Я чуть не потеряла сознание от потрясения, вызванного необъяснимым явлением, — ведь я только женщина, и женщина слабая, подверженная мигреням и обморокам, особенно после кончины бедного моего супруга, покоящегося без святого причастия на дне океана, — но синьор, назвавший себя Жаном Жаке, грубо прикрикнул: «Отворяйте номер! Живо!» Я вынуждена была выполнить его приказание, тем более что обнаружила у себя в правой рукеключ, который я не захватила и не могла захватить в конторке.

Войдя вместе со мной в комнату — внутри она отличалась от других помещений пансионата только той же грубой черно-красной расцветкой стен, — Жан Жаке стал раздеваться, не обращая внимания на стыдливость, свойственную каждой особе женского пола, особенно вдовам.

Я отвернулась. Мне вдруг показалось, что от черно-красных стен веет жаром, у меня даже мелькнуло опасение: не начался ли пожар? Впоследствии доктор Базиль Бернардо, врач, пользующий меня, объяснил, что ощущение, будто тебя окунули в чан с варом, возникает из-за расстройства вегетативной нервной системы, вызванного выпавшими на мою долю испытаниями. Затем я почувствовала будто ледяной компресс на сердце.

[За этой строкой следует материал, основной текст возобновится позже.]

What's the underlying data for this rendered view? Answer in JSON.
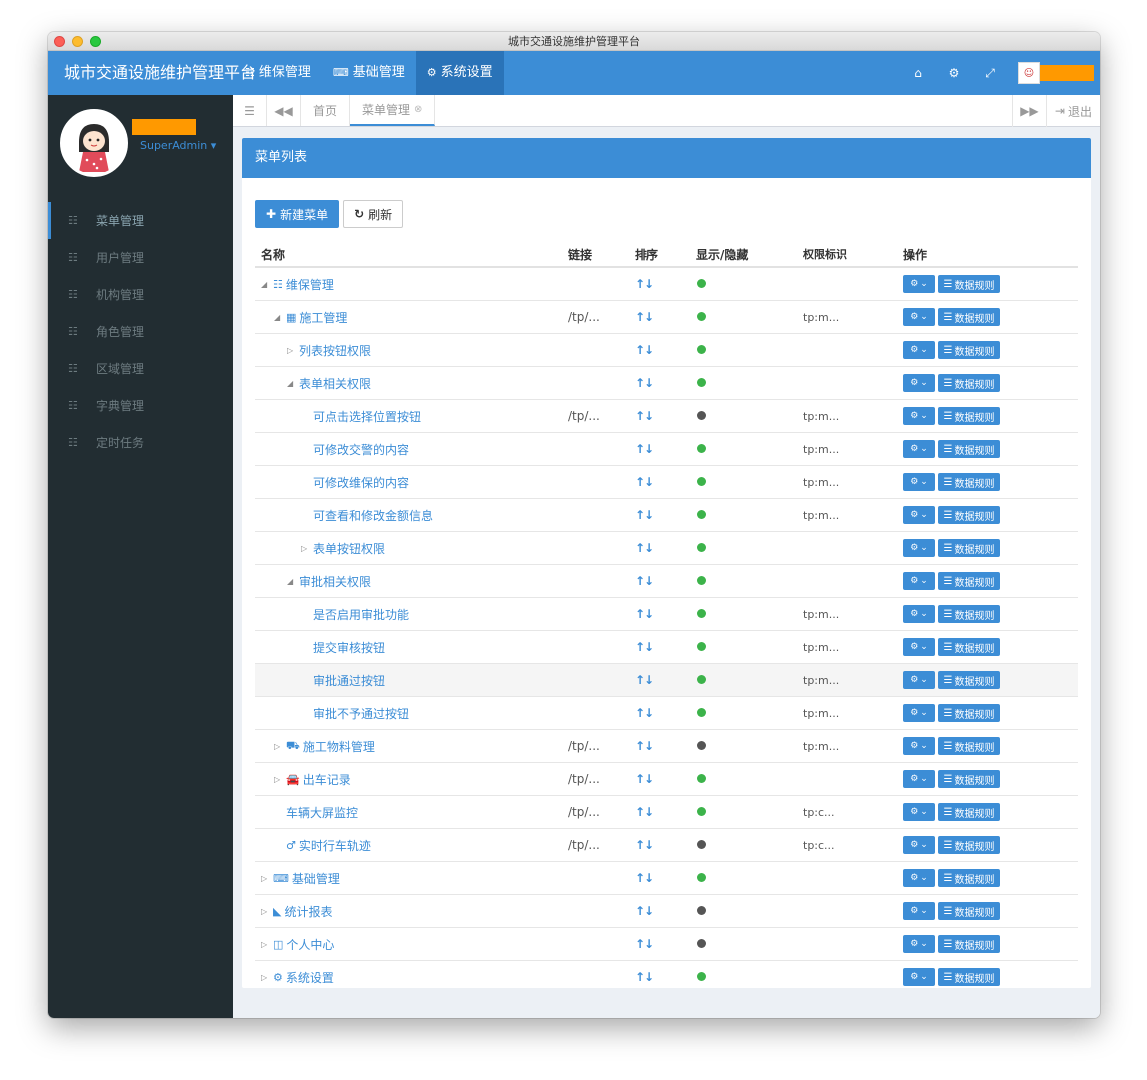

— Виски! — сказал странный постоялец.

— С содовой? — спросила я.

— Чистое! — ответил он.

Когда я вернулась в номер, синьор лежал на кровати раздетый, только в спортивных трусах, белых с черно-красной каймой, и в белых туфлях с черными лакированными носками.

— Не удобнее ли синьору сбросить обувь? — спросила я.

— Нет, синьору это было бы крайне неудобно, — с неуместным смехом ответил он.

Я пожала плечами и вышла. Через час он появился перед конторкой — свежевыбритый, в отлично отглаженном летнем чесучовом костюме с черновато-красной гвоздикой в петлице. Букет таких же гвоздик он протянул мне. Я приняла подарок: хозяйка, особенно если она бедная вдова, должна быть предупредительна с постояльцами.

Перебивая мадам Мартинес, которая охотно и со всеми подробностями делилась воспоминаниями, я спросил:

— Заметили вы в нем нечто роковое?

— В Жане Жаке? О нет. Сперва, правда, он показался грубоватым, но потом, очень скоро… Даже сейчас я повторю, что он производил чарующее впечатление, живо напоминая покойного супруга, когда тот…

— Значит, вы утверждаете, что ничего рокового в нем не было?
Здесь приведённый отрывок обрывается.